There are groups of travelers just like us. There are caravans great and small coming, and there are caravans great and small going. There are dense flocks of goats and of sheep, stirring up clouds of grit and dust, each flock raucous with stink. Pushing through the usual melee, there are a few wealthy townspeople such as I once was. Pushing against the rich are the sellers of everything under the sun. And, of course, there are thieves. But what is truly here, as they are truly everywhere, are the poor, whose numbers are as the ants in the dirt. These are as disregarded by soldiers, as by merchants, as by thieves. For once, I do not disregard them. Remembering how I first thought of Addai, poorly robed and without sandals, I stand regarding them intensely until I am pulled away by Jude. Looking back, I say, “The poor have at least the neglect of thieves.”

To which Yeshu says, “If all had, would any steal?”

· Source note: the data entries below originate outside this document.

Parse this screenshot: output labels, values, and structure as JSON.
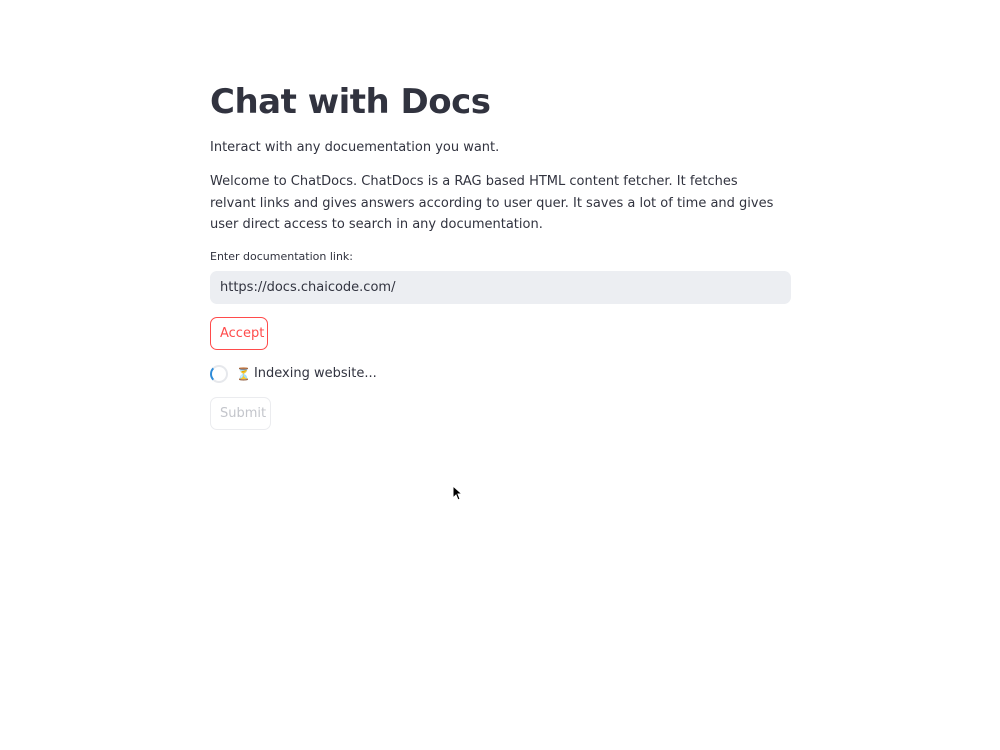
{
  "page": {
    "title": "Chat with Docs",
    "subtitle": "Interact with any docuementation you want.",
    "description": "Welcome to ChatDocs. ChatDocs is a RAG based HTML content fetcher. It fetches relvant links and gives answers according to user quer. It saves a lot of time and gives user direct access to search in any documentation."
  },
  "form": {
    "link_label": "Enter documentation link:",
    "link_value": "https://docs.chaicode.com/",
    "accept_label": "Accept",
    "status_icon": "⏳",
    "status_text": "Indexing website...",
    "submit_label": "Submit"
  },
  "colors": {
    "accent": "#ff4b4b",
    "text": "#31333f",
    "input_bg": "#eceef2",
    "spinner": "#2e8bd8"
  },
  "icons": {
    "spinner": "spinner-icon",
    "status": "hourglass-icon",
    "cursor": "mouse-pointer-icon"
  }
}
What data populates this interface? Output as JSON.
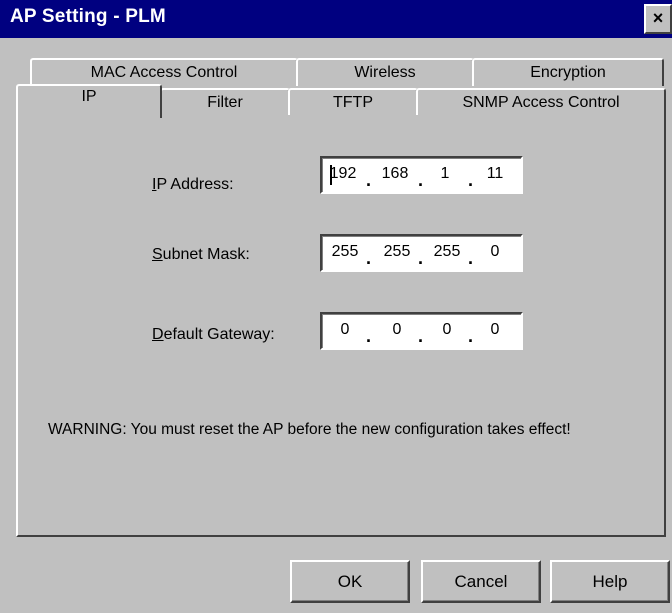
{
  "window": {
    "title": "AP Setting - PLM",
    "close_glyph": "×"
  },
  "tabs": {
    "back_row": [
      "MAC Access Control",
      "Wireless",
      "Encryption"
    ],
    "front_row": [
      "IP",
      "Filter",
      "TFTP",
      "SNMP Access Control"
    ],
    "active": "IP"
  },
  "fields": {
    "ip_address": {
      "mnemonic": "I",
      "rest": "P Address:",
      "octets": [
        "192",
        "168",
        "1",
        "11"
      ]
    },
    "subnet_mask": {
      "mnemonic": "S",
      "rest": "ubnet Mask:",
      "octets": [
        "255",
        "255",
        "255",
        "0"
      ]
    },
    "default_gateway": {
      "mnemonic": "D",
      "rest": "efault Gateway:",
      "octets": [
        "0",
        "0",
        "0",
        "0"
      ]
    }
  },
  "warning": "WARNING: You must reset the AP before the new configuration takes effect!",
  "buttons": {
    "ok": "OK",
    "cancel": "Cancel",
    "help": "Help"
  },
  "colors": {
    "titlebar": "#000080",
    "face": "#c0c0c0"
  }
}
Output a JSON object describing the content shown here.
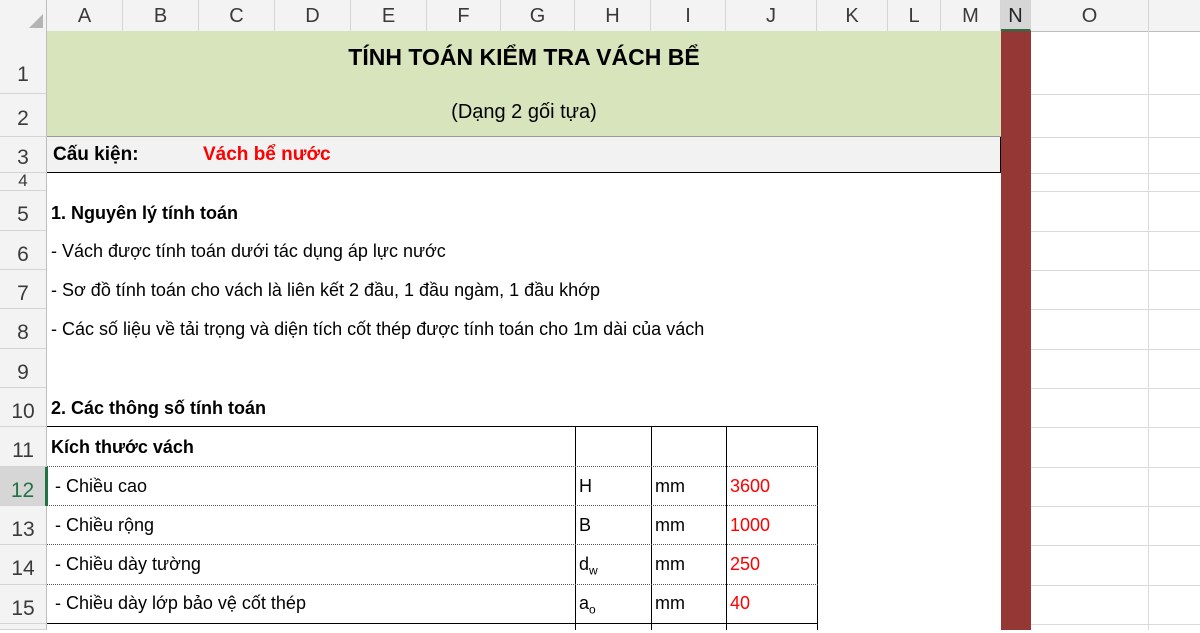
{
  "columns": [
    "A",
    "B",
    "C",
    "D",
    "E",
    "F",
    "G",
    "H",
    "I",
    "J",
    "K",
    "L",
    "M",
    "N",
    "O"
  ],
  "rows": [
    "1",
    "2",
    "3",
    "4",
    "5",
    "6",
    "7",
    "8",
    "9",
    "10",
    "11",
    "12",
    "13",
    "14",
    "15"
  ],
  "active_column": "N",
  "active_row": "12",
  "sheet": {
    "title": "TÍNH TOÁN KIỂM TRA VÁCH BỂ",
    "subtitle": "(Dạng 2 gối tựa)",
    "component_label": "Cấu kiện:",
    "component_value": "Vách bể nước",
    "section1_heading": "1. Nguyên lý tính toán",
    "principles": [
      "- Vách được tính toán dưới tác dụng áp lực nước",
      "- Sơ đồ tính toán cho vách là liên kết 2 đầu, 1 đầu ngàm, 1 đầu khớp",
      "- Các số liệu về tải trọng và diện tích cốt thép được tính toán cho 1m dài của vách"
    ],
    "section2_heading": "2. Các thông số tính toán",
    "table_heading": "Kích thước vách",
    "params": [
      {
        "name": " - Chiều cao",
        "sym": "H",
        "sub": "",
        "unit": "mm",
        "value": "3600"
      },
      {
        "name": " - Chiều rộng",
        "sym": "B",
        "sub": "",
        "unit": "mm",
        "value": "1000"
      },
      {
        "name": " - Chiều dày tường",
        "sym": "d",
        "sub": "w",
        "unit": "mm",
        "value": "250"
      },
      {
        "name": " - Chiều dày lớp bảo vệ cốt thép",
        "sym": "a",
        "sub": "o",
        "unit": "mm",
        "value": "40"
      }
    ]
  },
  "colors": {
    "title_band": "#d8e4bc",
    "component_band": "#f2f2f2",
    "column_n_fill": "#953735",
    "value_red": "#ff0000",
    "header_selected": "#217346"
  }
}
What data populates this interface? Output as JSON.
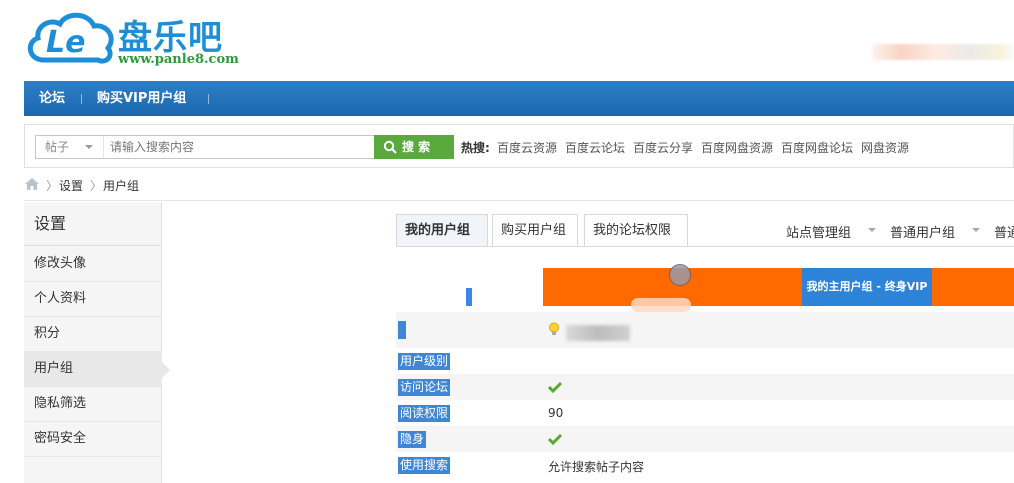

I take this in as I can, as a farmer stores grain, against the day I might understand it. Of all those whose voice has rung on my interested ear, Yeshu’s is by far the most surprising, and a surprise is the most interesting thing of all. For where Seth and Philo asked questions of philosophy that I still struggle to answer, Yeshu now asks questions of moral right and wrong I also have no answers for. Perhaps because I am the daughter of Josephus, or perhaps because I am a Jew, or perhaps because I am simply human, I have taken such things for granted—but now? The most surprising thing of all turns out to be how hard it is to look at old things as if I have not seen them before.

Poor or rich, old or young, a speaker of Greek or a misser of an eye or a limb, a man or a woman or a child, even a thief, the people of Shechem go about in the same clothes, they wear their hair and their beards the same, there is the same smell to them; in short, there is nothing but a thought between themselves and the Jews, and an old thought at that. Yet Jude walks among them as if they might, at any moment, sprout horns from their foreheads. And he does this merely because they are Samaritans. But Yeshu goes among them as he would among flowers in a field, with a tender look for each. Some smile back, some do not. Some shy away from the pleasure he takes in them. It makes no difference. Yeshu seems content that we do what we do. Leading Eio, I am content to be doing anything, and not back in the settlement alone and without Salome. Though I admit that with all that we see and all we do, my grief lessens.